To begin with, the official considers that the 2023 economic package is responsible, balanced and realistic.
That the estimates and projections are prudent, given the complex international context and the uncertainty about the global economy.
And, although it does not take extreme scenarios for granted, it is prepared to face shocks or eventualities.
These are the general bases of the perspective of the Ministry of Finance. The official variable that has generated the most doubts among non-governmental experts is that of economic growth for 2023 projected in a range between 1.2 and 3.0%.
On this point, the head of the Treasury notes that, since the second quarter of 2022, Mexico’s GDP has reached 97.9% of its pre-pandemic level, with growth of 2% in the first half of 2022, after a growth three consecutive quarters.
The fragility in public finances observed by non-governmental economists simply does not exist from the fiscal perspective. On the contrary, they are convinced that the current government is achieving the strengthening of public finances and is advancing in achieving a favorable position of Mexico to the world.
From his point of view, maintaining the economic recovery and macroeconomic balances have been the priority.
Tax planning, says Ramírez de la O, takes into account the challenges of the national economy, without assuming tail risk scenarios, those unexpected events or those that have a small probability of occurring, such as it would be a recession in the US.
Consequently, the Mexican government rules out a possible recession in the United States.
However, it is prepared for shocks or eventualities, in which case it will make the necessary adjustments to its strategy and economic package for 2023.
As for inflation, he acknowledges that Mexico is suffering from a rise in price levels not seen in decades.
However, it notes that inflation expectations have remained anchored, despite global commodity prices hitting all-time highs.
And with the Package Against Inflation (Pacic) and the incentives for gasoline to limit the price at gas stations, an inflationary transfer of 3.55 percentage points and an inflation of 12% has been avoided.
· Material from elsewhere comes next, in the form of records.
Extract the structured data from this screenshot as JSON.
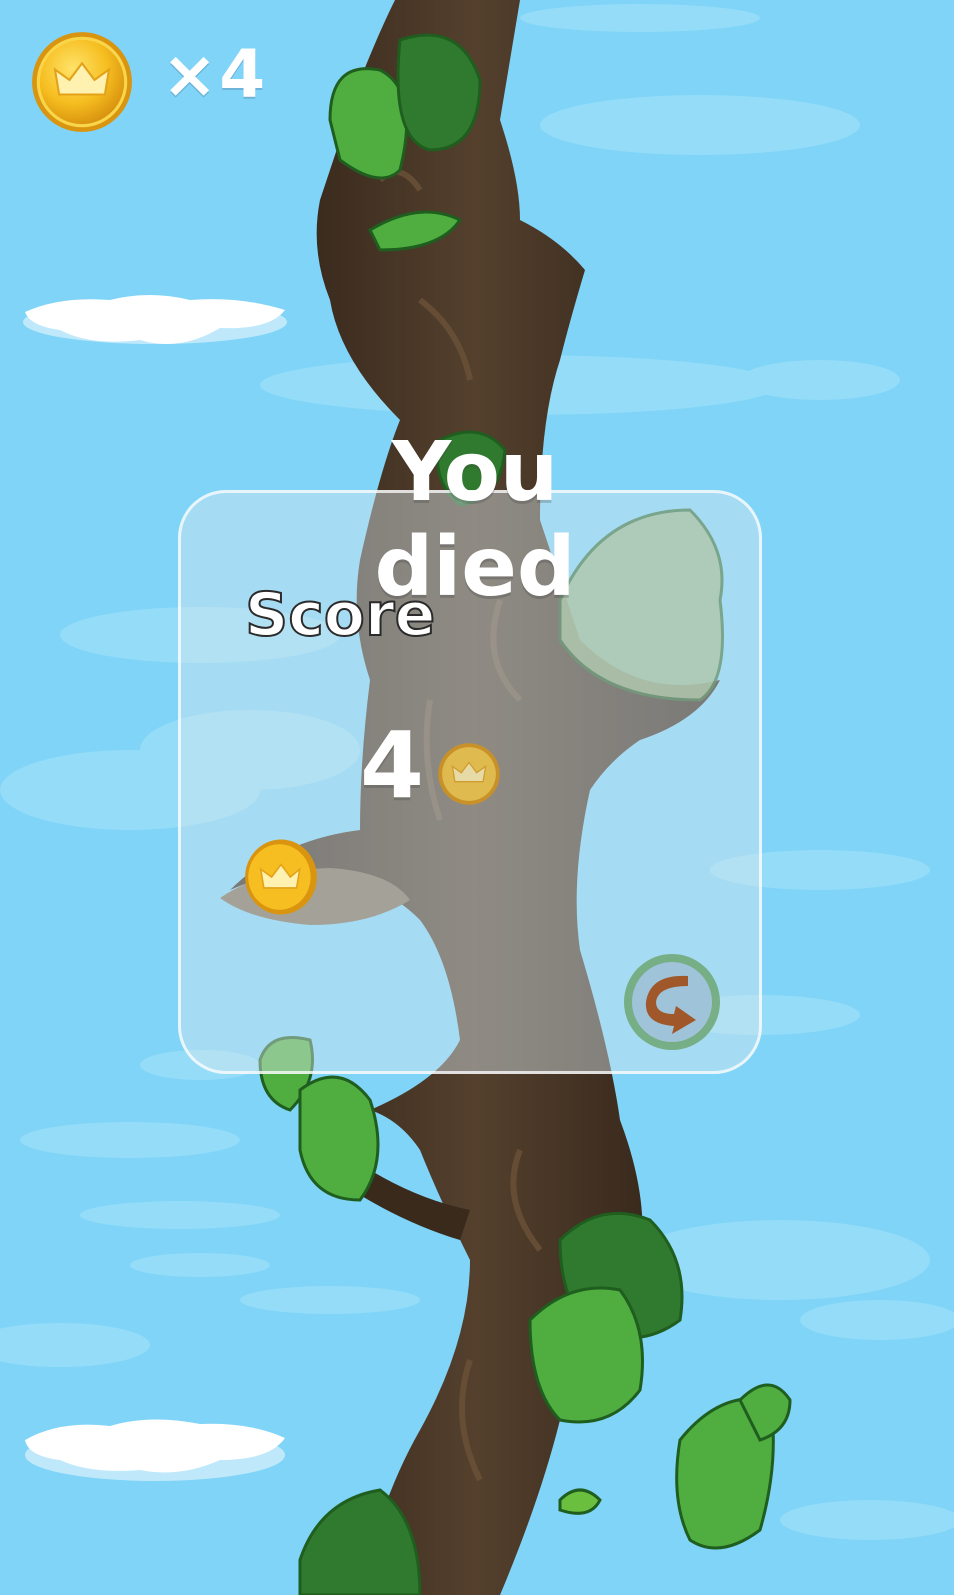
{
  "hud": {
    "coin_icon": "crown-coin-icon",
    "coin_count": "×4"
  },
  "game_over": {
    "title": "You died",
    "score_label": "Score",
    "score_value": "4",
    "score_icon": "crown-coin-icon",
    "restart_icon": "restart-arrow-icon"
  },
  "colors": {
    "sky": "#7fd4f7",
    "coin_gold": "#f2b81a",
    "trunk_dark": "#3b2a1c",
    "leaf_green": "#4fae3f",
    "panel_border": "#ffffff"
  }
}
Employment, according to fiscal data, has remained strong, particularly in commerce and services. Reached record highs of more than 21 million workers, surpassing pre-pandemic levels, since October 2021.
Private consumption has also strengthened. Sales in supermarkets and department stores have already surpassed their pre-pandemic levels. In addition, public finances -notes RRO- Mexico, compared to other emerging economies, has one of the highest levels of international reserves: 200 billion dollars plus the Flexible Credit Line with the IMF of 50 billion dollars.
Public debt remains stable and sustainable, which has been recognized by global sovereign rating agencies.
In this year 2022, 6 of 8 ratified their ratings for Mexico, and seven maintained a stable outlook.
The Secretary of the Treasury recognizes that Mexico cannot have a successful development on its own and is therefore promoting the North American region as a priority on the agenda of Mexico, the US and Canada.
In this context, the nearshoring or relocation of companies is an opportunity to strengthen the region.
Such are the reasons of the head of Mexico’s public finances. Let’s see.